Change Parent A from $80,000 → $90,000
- Expected effect:
- Child support generally trends up (more capacity on Parent A side).
- Alimony may trend up if the tool’s logic ties it to relative incomes and support need.
✅ Practical checklist for your next run:
2) Children count sensitivity (1 child vs 2 children)
Try switching:
Number of children: 2 → 1
Expected effect:- Child support should decrease because the obligation is divided across fewer dependents.
Number of children: 2 → 3
Expected effect:- Child support should increase.
3) Parenting-time sensitivity (shared time factor)
Adjust the parenting-time factor while holding incomes and children constant:
- Moderate shared time → higher shared time
Expected effect:- Child support may decrease in many guideline frameworks because the time with the children can shift the economic allocation model.
Pitfall: Parenting-time inputs are often the most misunderstood because different tools use different “shared time” definitions (e.g., number of overnights, percentage of the year, or a slider category). Confirm you’re using the same interpretation your situation matches.

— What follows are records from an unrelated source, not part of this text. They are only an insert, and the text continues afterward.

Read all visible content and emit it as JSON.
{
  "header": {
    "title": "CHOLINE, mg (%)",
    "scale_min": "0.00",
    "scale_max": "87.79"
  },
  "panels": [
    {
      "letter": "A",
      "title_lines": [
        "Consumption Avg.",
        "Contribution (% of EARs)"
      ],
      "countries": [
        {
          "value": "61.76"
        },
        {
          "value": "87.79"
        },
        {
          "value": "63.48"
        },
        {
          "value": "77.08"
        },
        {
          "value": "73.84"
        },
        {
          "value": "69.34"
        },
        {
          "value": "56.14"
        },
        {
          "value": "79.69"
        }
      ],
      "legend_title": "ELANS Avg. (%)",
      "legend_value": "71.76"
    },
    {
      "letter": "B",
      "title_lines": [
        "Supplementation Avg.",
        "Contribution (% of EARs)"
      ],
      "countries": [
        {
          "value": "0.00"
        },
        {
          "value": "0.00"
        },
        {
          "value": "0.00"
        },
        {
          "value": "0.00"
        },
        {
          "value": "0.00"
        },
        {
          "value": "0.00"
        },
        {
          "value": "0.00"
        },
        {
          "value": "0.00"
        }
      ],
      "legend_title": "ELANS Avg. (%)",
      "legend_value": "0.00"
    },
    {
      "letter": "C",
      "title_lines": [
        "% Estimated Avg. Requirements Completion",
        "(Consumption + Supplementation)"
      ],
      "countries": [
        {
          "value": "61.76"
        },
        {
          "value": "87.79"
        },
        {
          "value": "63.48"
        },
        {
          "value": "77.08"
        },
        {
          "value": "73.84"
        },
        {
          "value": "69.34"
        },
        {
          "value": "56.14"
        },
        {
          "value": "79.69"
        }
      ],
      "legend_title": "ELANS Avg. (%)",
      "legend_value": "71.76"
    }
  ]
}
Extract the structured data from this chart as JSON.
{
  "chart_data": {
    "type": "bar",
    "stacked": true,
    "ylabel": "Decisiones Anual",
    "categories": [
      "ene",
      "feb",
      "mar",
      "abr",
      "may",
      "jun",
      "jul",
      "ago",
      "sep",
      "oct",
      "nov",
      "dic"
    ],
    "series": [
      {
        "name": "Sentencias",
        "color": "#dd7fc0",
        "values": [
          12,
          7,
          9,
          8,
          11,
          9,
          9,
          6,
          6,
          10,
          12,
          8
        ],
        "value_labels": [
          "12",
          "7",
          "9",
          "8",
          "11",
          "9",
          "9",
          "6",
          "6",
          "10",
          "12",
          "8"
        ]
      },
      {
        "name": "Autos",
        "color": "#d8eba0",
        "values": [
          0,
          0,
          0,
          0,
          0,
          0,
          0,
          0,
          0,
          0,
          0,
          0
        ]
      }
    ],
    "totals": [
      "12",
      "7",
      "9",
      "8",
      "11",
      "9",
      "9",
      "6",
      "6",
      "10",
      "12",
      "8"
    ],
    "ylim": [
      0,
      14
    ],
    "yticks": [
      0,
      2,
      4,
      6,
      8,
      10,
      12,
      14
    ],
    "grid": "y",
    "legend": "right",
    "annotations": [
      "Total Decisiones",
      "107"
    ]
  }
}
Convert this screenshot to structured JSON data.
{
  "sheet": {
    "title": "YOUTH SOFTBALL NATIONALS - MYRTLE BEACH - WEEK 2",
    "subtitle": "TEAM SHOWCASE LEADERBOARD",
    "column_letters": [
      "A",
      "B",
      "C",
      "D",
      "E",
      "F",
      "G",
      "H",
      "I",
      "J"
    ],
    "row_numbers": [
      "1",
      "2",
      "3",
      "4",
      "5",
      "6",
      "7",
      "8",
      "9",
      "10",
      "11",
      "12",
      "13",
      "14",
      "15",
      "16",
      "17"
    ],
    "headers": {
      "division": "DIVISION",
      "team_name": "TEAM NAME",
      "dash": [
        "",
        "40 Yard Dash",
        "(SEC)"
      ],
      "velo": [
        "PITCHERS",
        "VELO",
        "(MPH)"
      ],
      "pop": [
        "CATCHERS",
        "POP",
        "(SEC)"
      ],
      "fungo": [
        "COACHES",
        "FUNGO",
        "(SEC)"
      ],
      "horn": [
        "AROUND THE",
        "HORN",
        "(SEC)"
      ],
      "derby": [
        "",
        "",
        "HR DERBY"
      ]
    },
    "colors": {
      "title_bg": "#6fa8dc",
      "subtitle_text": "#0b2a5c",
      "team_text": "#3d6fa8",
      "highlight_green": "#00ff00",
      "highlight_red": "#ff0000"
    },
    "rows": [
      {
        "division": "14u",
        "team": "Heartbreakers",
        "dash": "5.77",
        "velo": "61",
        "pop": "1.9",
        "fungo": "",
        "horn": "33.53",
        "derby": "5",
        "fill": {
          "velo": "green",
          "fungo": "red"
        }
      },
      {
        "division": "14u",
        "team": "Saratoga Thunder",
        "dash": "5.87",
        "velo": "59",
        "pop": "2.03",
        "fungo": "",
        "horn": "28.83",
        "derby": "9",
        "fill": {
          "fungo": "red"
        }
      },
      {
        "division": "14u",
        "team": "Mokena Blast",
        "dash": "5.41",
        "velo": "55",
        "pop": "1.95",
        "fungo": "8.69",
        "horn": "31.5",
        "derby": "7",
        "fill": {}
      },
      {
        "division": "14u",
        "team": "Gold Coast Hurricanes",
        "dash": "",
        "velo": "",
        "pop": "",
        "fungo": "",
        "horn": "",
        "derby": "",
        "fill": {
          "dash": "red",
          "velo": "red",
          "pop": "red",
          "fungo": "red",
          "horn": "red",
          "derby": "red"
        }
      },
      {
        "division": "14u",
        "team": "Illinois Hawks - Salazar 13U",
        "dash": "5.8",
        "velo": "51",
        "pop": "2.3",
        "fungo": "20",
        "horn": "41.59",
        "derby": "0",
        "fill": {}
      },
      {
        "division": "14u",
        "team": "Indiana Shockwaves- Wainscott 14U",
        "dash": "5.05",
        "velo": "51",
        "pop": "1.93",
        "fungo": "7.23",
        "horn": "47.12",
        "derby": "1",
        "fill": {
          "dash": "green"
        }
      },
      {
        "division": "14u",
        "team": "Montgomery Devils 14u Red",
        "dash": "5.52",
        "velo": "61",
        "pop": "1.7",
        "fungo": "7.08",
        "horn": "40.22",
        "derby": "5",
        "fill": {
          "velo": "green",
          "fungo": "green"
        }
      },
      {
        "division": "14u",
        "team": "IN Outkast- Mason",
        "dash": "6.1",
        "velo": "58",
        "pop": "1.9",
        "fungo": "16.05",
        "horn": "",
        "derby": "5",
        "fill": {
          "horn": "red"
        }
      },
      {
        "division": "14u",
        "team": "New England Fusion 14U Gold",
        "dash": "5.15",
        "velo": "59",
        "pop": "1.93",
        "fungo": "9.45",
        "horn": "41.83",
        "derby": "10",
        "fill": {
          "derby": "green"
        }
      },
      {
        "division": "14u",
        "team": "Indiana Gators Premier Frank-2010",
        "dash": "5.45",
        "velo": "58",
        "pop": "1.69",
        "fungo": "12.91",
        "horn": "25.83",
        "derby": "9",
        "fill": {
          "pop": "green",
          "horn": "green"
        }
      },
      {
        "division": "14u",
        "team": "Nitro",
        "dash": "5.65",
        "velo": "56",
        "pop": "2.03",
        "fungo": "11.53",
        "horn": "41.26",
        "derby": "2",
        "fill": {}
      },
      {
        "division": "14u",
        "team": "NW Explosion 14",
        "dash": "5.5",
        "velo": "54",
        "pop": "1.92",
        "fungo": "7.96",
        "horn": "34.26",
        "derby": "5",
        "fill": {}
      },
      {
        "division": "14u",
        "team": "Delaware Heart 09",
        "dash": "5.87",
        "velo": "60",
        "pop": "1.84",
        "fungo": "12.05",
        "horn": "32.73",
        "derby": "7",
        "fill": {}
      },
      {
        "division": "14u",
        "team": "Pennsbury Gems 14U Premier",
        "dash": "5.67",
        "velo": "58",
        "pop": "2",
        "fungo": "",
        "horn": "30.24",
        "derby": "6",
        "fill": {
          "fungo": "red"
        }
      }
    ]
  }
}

4) SOL window sensitivity (arrears lookback setting)
This is where your jurisdiction note matters.
If you toggle arrears lookback enabled → disabled:
- The tool should stop applying the 1-year SOL window logic to arrears/timing-related outputs.
- Ongoing monthly estimates (child support/alimony) may remain similar, but any “eligible lookback” outputs will change.
If the calculator has a control for “use default SOL window” vs “other,” keep it on:
- Default 1-year window from General Laws § 12-12-17
Because no claim-type-specific sub-rule was found in the jurisdiction data, the model should not switch to a different period for a different claim type in this example. The default general rule is the one applied.